Does your camera give you real true color?







"I took this photo last weekend while I was out hiking in the mountains," said the Tao, while showing a photograph of a beautiful landscape to the students.

There were lots of oohs and aahs from the students. Then, as the inevitable silence descended, one student, who was a photography enthusiast, spoke up.

"That looks very beautiful," the student said. "Are these the real colors out of the camera? You have a Canon 5D, right? The colors look so saturated. Are they photoshopped?"

"First of all, cameras do not produce 'real' colors", the Tao said. "What you see out of your camera screen is only an approximation of the reality the camera sees.

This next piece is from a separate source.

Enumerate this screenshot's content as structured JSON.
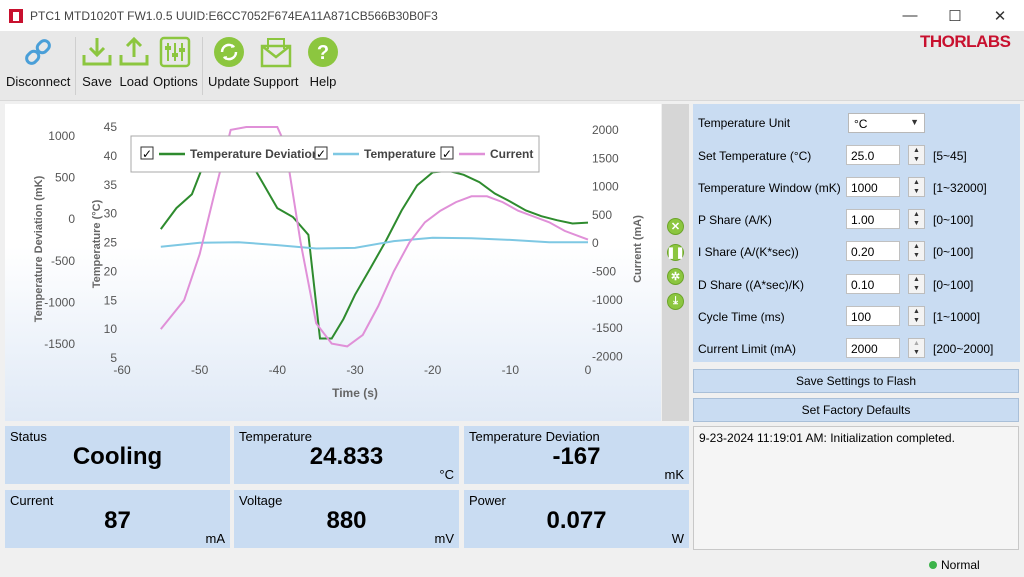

What you are seeing here now is how that approximation of the reality looks on my computer monitor. And yes, I have adjusted the colors to suit my sense of reality..."

"I thought so. The colors look saturated ..." the student persisted.

"It is possible that it looks saturated to you because you did not see the scene when I did, from where I did, how I did. You did not see it with my eyes," Tao said. "How do we know that we both see the same color the same way? So, in essence, what I am showing you here is an approximation of what I think my visual reality was at that moment in time."

"Our realities can be different, then," said the student.

"We are beginning to see eye to eye in this matter," the Tao smiled. "Everyone's reality is different. And that's a fine thing."

"Amen," said the student.


Comments

AM said…
Its an excellent point that you make: what each of us see is very personal, and while we assume that everyone else sees the same, it is not necessarily true. While we know some people are color-blind (in all senses of that term), we know from every other human reality that we are all on a spectrum of sense, ability, gender, intelligence, passion and every thing else that makes us human. So why shouldn't color perception be on a spectrum (no pun intended), with everyone seeing their own version of the same scene? This will be true even when looking at the same scene physically, and amplified by the non-linear color response of the chain of sensors and displays that deliver a remote image.
Amit Basu said…
@AM : Absolutely. Finally, your sense of true color may be different from someone else's, and that is ok.
SR said…
If this object capture has so much implications TAOs how about thoughts and perceptions in each one about our SELF? 5 elements of Nature - Earth, Wind, Fire, Water & Space is all in objects including any living or non-living MATTER - what is that life giving force in us then?